Le Canada a jeté la dernière pierre dans l’escalade de la dispute commerciale avec la Chine, s’alignant sur la taxe de 100 % imposée par les États-Unis sur les véhicules électriques (VE) fabriqués en Chine, et sur la surtaxe de 25 % sur l’acier et l’aluminium. Ces deux mesures entreront en vigueur en octobre.
« La Chine ne respecte pas les mêmes règles que les autres pays », a déclaré le premier ministre canadien Justin Trudeau lundi, lors d’une retraite du Cabinet à Halifax, en Nouvelle-Écosse. « Nous nous alignons sur les autres économies du monde qui reconnaissent qu’il s’agit d’un défi auquel nous faisons tous face. »
Au mois de mai, Washington a imposé des tarifs douaniers sur un encore plus grand ensemble de produits chinois, y compris les piles, les minéraux critiques, les semi-conducteurs et les cellules solaires. Lundi, la vice-première ministre du Canada Chrystia Freeland a dévoilé une consultation de 30 jours sur ces mêmes produits.
Au cours des quatre premiers mois de 2024, le Canada a importé des VE chinois pour un total de 462 millions $ CA, soit une augmentation de près de 1 300 pour cent comparativement à la même période en 2023. Cette hausse de l’importation a incité Mme Freeland à promettre en juin que le Canada ne deviendrait pas un « dépotoir » pour les VE chinois, qui sont déjà soumis à une taxe de 6,1 %.
Si la décision d’Ottawa concernant les droits de douane a été prise en raison de l'imbrication de la chaîne d’approvisionnement canado-américaine, des investissements massifs et des subventions accordées à l’industrie canadienne des véhicules électriques (au total, au moins 52,5 milliards de dollars canadiens d’aides provinciales et fédérales au cours des quatre dernières années), et de la pression persistante de l’industrie et de l’opposition, les mesures prises cette semaine pourraient n’être que la partie émergée de l’iceberg.

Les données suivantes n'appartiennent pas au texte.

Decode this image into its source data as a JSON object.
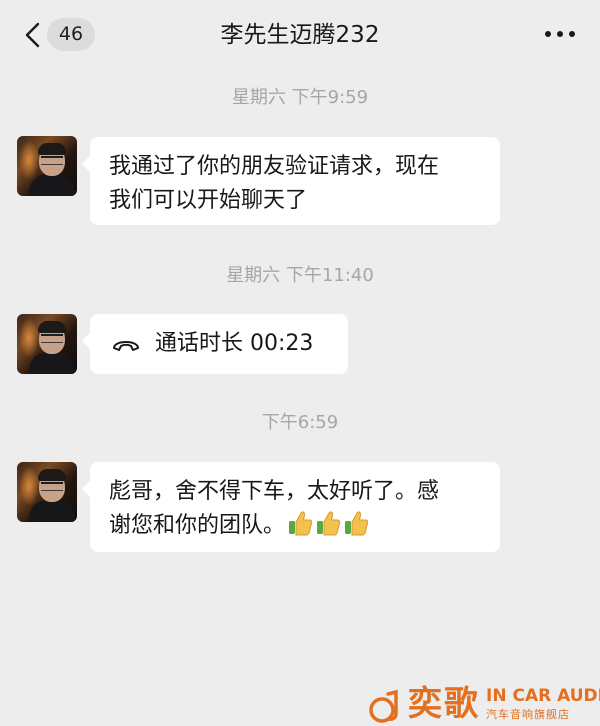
{
  "header": {
    "back_count": "46",
    "title": "李先生迈腾232"
  },
  "messages": [
    {
      "timestamp": "星期六 下午9:59",
      "lines": [
        "我通过了你的朋友验证请求，现在",
        "我们可以开始聊天了"
      ]
    },
    {
      "timestamp": "星期六 下午11:40",
      "call_text": "通话时长 00:23"
    },
    {
      "timestamp": "下午6:59",
      "lines": [
        "彪哥，舍不得下车，太好听了。感",
        "谢您和你的团队。"
      ],
      "emoji": [
        "thumbs-up",
        "thumbs-up",
        "thumbs-up"
      ]
    }
  ],
  "watermark": {
    "brand_cn": "奕歌",
    "brand_en": "IN CAR AUDIO",
    "brand_sub": "汽车音响旗舰店"
  },
  "colors": {
    "background": "#ededed",
    "bubble": "#ffffff",
    "timestamp": "#a6a6a6",
    "watermark": "#e36f1f"
  },
  "icons": [
    "back-chevron-icon",
    "more-icon",
    "phone-handset-icon",
    "thumbs-up-icon"
  ]
}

M. Trudeau a reconnu lundi qu’ils « envisagent d’autres mesures », alors que la ministre des Affaires étrangères Mélanie Joly a laissé entendre qu’il pourrait y avoir d’autres annonces « dans les semaines à venir ».
Jake Sullivan appelle à un « front uni » sur les VE
Alors qu’il se rendait à Beijing pour rencontrer le ministre chinois des Affaires étrangères Wang Yi, le conseiller à la sécurité nationale des États-Unis Jake Sullivan s’est arrêté à Halifax pour discuter avec M. Trudeau et son Cabinet. M. Sullivan a déclaré à des journalistes que, pour freiner le flux de VE chinois en Amérique du Nord, un « front uni, une approche coordonnée [...] sont bénéfiques pour nous tous ».
Jusqu’à présent, Beijing a fait preuve d’une relative retenue dans ses réponses à la vague de tarifs douaniers imposés par les États-Unis, l’Union européenne et le Canada.
La Commission européenne a récemment révisé ses tarifs douaniers planifiés sur les VE Tesla fabriqués en Chine, baissant le taux de 20,8 % à 9 %. D’autres fabricants chinois de VE seront frappés par des taux variant entre 17 % et 36,3 %, dans l’attente d’un vote final des membres de l’UE d’ici le 30 octobre.
La semaine dernière, probablement en réponse aux tarifs douaniers imminents de l’UE, Beijing a entamé une enquête anti-subventions sur les importations de produits laitiers en provenance de l’UE. Cette dernière enquête fait suite à deux enquêtes antidumping effectuées par la Chine concernant le porc et le brandy produits par l’UE, annoncées plus tôt cette année.
Sur la base d’expériences passées, le secteur agroalimentaire du Canada est sûrement le plus vulnérable à d’éventuelles représailles de la part de Beijing. Les exportations canadiennes en Chine ont atteint un niveau record de 30,5 milliards $ CA en 2023, les graines de canola représentant 13 % de ce chiffre.
Les subventions chinoises dans une ligue à part
À la suite de l’annonce de M. Trudeau sur les tarifs douaniers, l’ambassade de Chine à Ottawa a fait part de son « opposition résolue » à cette mesure, accusant le Canada de protectionnisme et affirmant que le « développement rapide » du secteur chinois des VE était dû à une « innovation technologique continue et à une concurrence sur la totalité du marché ».
Selon des estimations prudentes, la Chine dépenserait 2 % de son PIB sur les subventions industrielles, environ deux fois plus que les États-Unis en dollars. Et selon un rapport de l’OCDE, Beijing représente entre 80 % et 90 % des subventions du monde entier accordées aux secteurs des semi-conducteurs, de l’acier et de l’aluminium.